Super Papá – Capítulo 1766: Nadie lo hubiera creído
Capítulo 1766: Nadie lo hubiera creído.
Xiao Yuqian había escuchado sobre todas las tragedias por las que había pasado Jing Xi.
Jing Xi reapareció en la industria de la música con su voz única y se convirtió en una de las cantantes más exitosas de la historia. No pudo lograrlo y, sin embargo, Jing Xi logró hacerlo.
«Gracias.»
Jing Xi sonrió y se quitó la mascarilla, mostrando la cicatriz en su rostro. En el momento en que Xiao Yuqian vio la cicatriz, sus ojos se llenaron de lágrimas.
En su corazón, Jing Xi siempre había sido una mujer elegante y llena de orgullo.
Con sus recuerdos y su belleza perdidos, Jing Xi tuvo que pasar por altibajos solo para llegar a donde estaba.
Ver a Xiao Yuqian hizo que Jing Xi se sintiera mal, y las lágrimas también llenaron sus ojos.
Jing Xi sintió que Xiao Yuqian no era como ella pensaba. A diferencia de la mujer fuerte que representaba a Xiao Yuqian, ella era más una persona emocional.
Después de charlar un rato, Huo Yunshen sugirió ir a otros lugares. Xiao Yuqian los despidió con una sonrisa.
“Mi rey, ¿le pasó algo malo a la señorita Xiao? ¿Por qué ella está llorando?» Jing Xi preguntó cuándo estaban en el auto.
“Eran lágrimas de felicidad. Finalmente pudo ver a un viejo amigo «.
«Ya veo …» Jing Xi asintió, pensando que ese viejo amigo era Huo Yunshen. «¿A dónde vamos ahora?»
«Juxing Entertainment».
El coche se detuvo frente al edificio de Juxing poco después. Yi Xiao ya estaba esperando en la puerta.
«¡Joven maestro!» Yi Xiao saludó tan pronto como Huo Yunshen salió del auto. Luego se volvió para mirar a la mujer junto a Huo Yunshen. Sabiendo que ella era Jing Xi, Yi Xiao no pudo evitar sonreír cálidamente.
«Encantado de conocerla, señorita Jing».
«Encantado de conocerlo también, Sr. Yi.» Jing Xi sonrió mientras estrechaba la mano de Yi Xiao.
Yi Xiao luego los invitó a la empresa. Mientras caminaba hacia la oficina del CEO, Jing Xi tuvo la extraña sensación de que todos estaban siendo muy amables con ella.

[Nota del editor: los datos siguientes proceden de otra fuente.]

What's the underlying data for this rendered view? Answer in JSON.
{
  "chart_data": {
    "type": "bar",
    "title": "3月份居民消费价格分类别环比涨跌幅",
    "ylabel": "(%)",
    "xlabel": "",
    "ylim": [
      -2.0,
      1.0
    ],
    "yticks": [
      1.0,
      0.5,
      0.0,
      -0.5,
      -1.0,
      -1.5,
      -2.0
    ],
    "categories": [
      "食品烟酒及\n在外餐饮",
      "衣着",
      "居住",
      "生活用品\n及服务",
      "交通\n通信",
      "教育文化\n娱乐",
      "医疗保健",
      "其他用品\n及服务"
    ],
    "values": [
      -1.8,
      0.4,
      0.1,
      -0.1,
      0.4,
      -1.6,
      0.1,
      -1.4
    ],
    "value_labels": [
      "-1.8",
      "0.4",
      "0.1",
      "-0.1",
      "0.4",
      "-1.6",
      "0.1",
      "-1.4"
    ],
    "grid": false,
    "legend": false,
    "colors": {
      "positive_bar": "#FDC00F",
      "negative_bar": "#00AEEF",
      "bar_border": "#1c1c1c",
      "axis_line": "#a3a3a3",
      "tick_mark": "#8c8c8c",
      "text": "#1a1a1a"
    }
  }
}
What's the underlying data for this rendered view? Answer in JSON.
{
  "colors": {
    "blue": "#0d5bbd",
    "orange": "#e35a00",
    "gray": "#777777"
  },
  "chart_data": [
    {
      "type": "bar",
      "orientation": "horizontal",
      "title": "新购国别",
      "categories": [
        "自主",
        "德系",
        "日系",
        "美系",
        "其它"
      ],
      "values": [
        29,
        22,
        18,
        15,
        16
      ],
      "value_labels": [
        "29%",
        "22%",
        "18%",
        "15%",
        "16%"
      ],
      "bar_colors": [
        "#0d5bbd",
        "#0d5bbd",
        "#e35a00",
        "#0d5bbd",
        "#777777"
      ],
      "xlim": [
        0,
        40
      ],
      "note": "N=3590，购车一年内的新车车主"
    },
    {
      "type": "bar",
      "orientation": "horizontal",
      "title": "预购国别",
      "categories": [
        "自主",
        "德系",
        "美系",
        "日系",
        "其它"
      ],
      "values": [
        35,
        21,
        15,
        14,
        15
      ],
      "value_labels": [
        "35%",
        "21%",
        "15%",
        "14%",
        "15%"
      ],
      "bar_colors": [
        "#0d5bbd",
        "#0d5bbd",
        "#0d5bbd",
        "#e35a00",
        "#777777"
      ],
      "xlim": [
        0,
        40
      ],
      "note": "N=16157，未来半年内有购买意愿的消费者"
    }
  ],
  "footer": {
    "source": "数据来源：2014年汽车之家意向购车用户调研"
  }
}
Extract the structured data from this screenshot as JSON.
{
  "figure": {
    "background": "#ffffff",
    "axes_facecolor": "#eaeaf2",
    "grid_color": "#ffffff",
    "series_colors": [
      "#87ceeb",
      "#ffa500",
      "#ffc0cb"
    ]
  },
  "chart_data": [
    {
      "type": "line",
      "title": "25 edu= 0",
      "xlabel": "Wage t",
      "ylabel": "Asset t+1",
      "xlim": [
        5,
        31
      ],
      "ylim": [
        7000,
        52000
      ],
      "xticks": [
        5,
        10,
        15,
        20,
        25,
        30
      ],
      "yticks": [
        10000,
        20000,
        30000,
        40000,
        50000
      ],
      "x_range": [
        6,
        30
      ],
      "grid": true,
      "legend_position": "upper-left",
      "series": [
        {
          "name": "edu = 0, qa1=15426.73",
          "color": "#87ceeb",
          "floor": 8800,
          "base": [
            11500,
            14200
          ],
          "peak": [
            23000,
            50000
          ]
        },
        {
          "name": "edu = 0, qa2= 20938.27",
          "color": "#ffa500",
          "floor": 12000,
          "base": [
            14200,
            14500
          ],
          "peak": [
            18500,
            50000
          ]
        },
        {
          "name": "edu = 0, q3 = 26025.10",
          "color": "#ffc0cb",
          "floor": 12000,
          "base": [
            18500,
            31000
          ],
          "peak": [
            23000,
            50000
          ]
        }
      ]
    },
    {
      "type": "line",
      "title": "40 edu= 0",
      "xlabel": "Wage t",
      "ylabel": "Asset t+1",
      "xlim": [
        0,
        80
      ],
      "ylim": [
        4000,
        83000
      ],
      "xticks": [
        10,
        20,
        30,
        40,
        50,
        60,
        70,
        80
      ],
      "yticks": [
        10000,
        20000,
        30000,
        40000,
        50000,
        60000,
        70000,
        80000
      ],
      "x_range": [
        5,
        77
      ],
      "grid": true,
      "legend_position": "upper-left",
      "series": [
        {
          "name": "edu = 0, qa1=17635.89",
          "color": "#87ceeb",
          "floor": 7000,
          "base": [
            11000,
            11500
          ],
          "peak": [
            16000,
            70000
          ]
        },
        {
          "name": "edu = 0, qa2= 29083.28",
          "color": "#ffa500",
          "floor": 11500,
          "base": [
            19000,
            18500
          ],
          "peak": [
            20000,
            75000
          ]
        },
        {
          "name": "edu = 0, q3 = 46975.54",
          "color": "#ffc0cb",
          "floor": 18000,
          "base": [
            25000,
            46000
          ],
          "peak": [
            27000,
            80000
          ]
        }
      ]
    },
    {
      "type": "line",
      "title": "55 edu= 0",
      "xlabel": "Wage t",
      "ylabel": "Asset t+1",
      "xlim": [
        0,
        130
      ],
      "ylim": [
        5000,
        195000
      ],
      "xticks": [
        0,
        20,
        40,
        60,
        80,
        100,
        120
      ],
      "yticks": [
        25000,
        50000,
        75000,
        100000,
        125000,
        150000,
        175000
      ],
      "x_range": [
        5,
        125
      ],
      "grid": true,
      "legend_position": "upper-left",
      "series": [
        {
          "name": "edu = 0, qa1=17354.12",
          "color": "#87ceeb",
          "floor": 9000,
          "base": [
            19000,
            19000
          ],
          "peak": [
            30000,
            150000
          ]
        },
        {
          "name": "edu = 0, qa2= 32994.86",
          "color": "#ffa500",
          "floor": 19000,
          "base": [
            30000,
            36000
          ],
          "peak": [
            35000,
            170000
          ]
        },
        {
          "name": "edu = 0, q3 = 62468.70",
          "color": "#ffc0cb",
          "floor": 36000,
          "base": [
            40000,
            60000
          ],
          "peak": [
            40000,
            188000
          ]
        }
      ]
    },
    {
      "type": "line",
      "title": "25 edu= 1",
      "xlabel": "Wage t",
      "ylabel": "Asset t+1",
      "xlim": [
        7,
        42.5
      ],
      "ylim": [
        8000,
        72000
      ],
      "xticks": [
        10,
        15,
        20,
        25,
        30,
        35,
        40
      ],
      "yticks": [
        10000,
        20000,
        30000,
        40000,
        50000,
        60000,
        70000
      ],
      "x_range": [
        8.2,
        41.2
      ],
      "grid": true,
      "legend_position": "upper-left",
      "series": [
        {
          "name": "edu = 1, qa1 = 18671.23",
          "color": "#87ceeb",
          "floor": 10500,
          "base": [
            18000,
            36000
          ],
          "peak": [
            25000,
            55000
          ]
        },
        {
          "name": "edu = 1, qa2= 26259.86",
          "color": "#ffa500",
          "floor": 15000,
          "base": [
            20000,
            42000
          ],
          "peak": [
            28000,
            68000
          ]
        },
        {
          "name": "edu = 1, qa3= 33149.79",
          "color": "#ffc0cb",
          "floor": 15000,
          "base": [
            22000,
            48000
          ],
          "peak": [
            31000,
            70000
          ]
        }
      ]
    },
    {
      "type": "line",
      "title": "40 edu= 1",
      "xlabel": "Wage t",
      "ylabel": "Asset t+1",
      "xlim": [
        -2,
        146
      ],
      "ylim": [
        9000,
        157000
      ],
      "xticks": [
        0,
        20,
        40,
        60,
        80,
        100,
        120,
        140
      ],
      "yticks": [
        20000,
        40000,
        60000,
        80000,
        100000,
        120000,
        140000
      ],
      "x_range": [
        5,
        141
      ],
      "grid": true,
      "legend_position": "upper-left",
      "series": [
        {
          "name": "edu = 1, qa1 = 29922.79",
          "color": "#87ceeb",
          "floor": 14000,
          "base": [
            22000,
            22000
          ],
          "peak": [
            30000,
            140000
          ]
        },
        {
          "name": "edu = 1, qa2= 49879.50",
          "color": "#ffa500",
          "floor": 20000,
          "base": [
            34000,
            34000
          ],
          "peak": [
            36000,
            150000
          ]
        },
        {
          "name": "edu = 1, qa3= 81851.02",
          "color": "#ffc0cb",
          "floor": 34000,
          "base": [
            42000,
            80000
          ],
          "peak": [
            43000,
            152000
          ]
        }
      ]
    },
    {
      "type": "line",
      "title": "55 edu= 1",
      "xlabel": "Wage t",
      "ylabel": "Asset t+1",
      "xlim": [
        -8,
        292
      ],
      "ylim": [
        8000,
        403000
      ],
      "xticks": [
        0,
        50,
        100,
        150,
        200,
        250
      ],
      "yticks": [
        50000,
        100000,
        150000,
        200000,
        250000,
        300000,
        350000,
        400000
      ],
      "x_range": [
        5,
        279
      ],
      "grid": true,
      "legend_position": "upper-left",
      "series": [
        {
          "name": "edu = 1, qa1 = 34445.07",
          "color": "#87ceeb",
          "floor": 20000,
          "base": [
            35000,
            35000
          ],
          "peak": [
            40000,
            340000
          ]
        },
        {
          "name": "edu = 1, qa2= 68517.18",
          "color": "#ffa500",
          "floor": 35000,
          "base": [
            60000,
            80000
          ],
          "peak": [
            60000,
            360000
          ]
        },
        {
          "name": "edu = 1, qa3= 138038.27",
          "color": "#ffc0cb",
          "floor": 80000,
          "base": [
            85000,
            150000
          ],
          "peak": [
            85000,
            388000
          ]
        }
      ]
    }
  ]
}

Mientras charlaban, Jing Xi escuchó el nombre de Fang Xiaocheng en la conversación y recordó lo que los niños le recordaron.
La charla no duró mucho y fueron al estudio donde Huang Guoqiang dirigía una película.
Al enterarse de que Huo Yunshen y Jing Xi estaban de visita, Huang Guoqiang dejó todo el trabajo a su subdirector para recibirlos.
Huang Guoqiang se emocionó al ver a un viejo amigo, una leyenda que pasó de actor a líder de un país.
Huang Guoqiang también vio a Jing Xi. Al ver su rostro arruinado, Huang Guoqiang suspiró con lástima, pero también se alegró de estar viva.
No había nada más importante que mantenerse con vida.
«Señorita Jing, ¿quiere ver cómo trabajamos?» Huang Guoqiang invitado.
«¿Yo puedo? ¡Sería un honor!»
Jing Xi los siguió al estudio. A Jing Xi le pareció mágico poder ver una película detrás de escena.
La tripulación estaba preparando una escena en la que un grupo terrorista había provocado continuos bombardeos en la calle, y el héroe aparecería para salvar a los ciudadanos.
Jing Xi y Huo Yunshen se pararon junto al asiento del director, esperando que ocurriera la escena.
Poco sabía Jing Xi que la escena también fue planeada por Huo Yunshen. Quería ver si la explosión podía hacerla recordar algo.
Huo Yunshen tenía esperanzas, ya que Jing Xi había perdido sus recuerdos en parte debido a una explosión.
Con una orden de Huang Guoqiang, la tripulación detonó las bombas.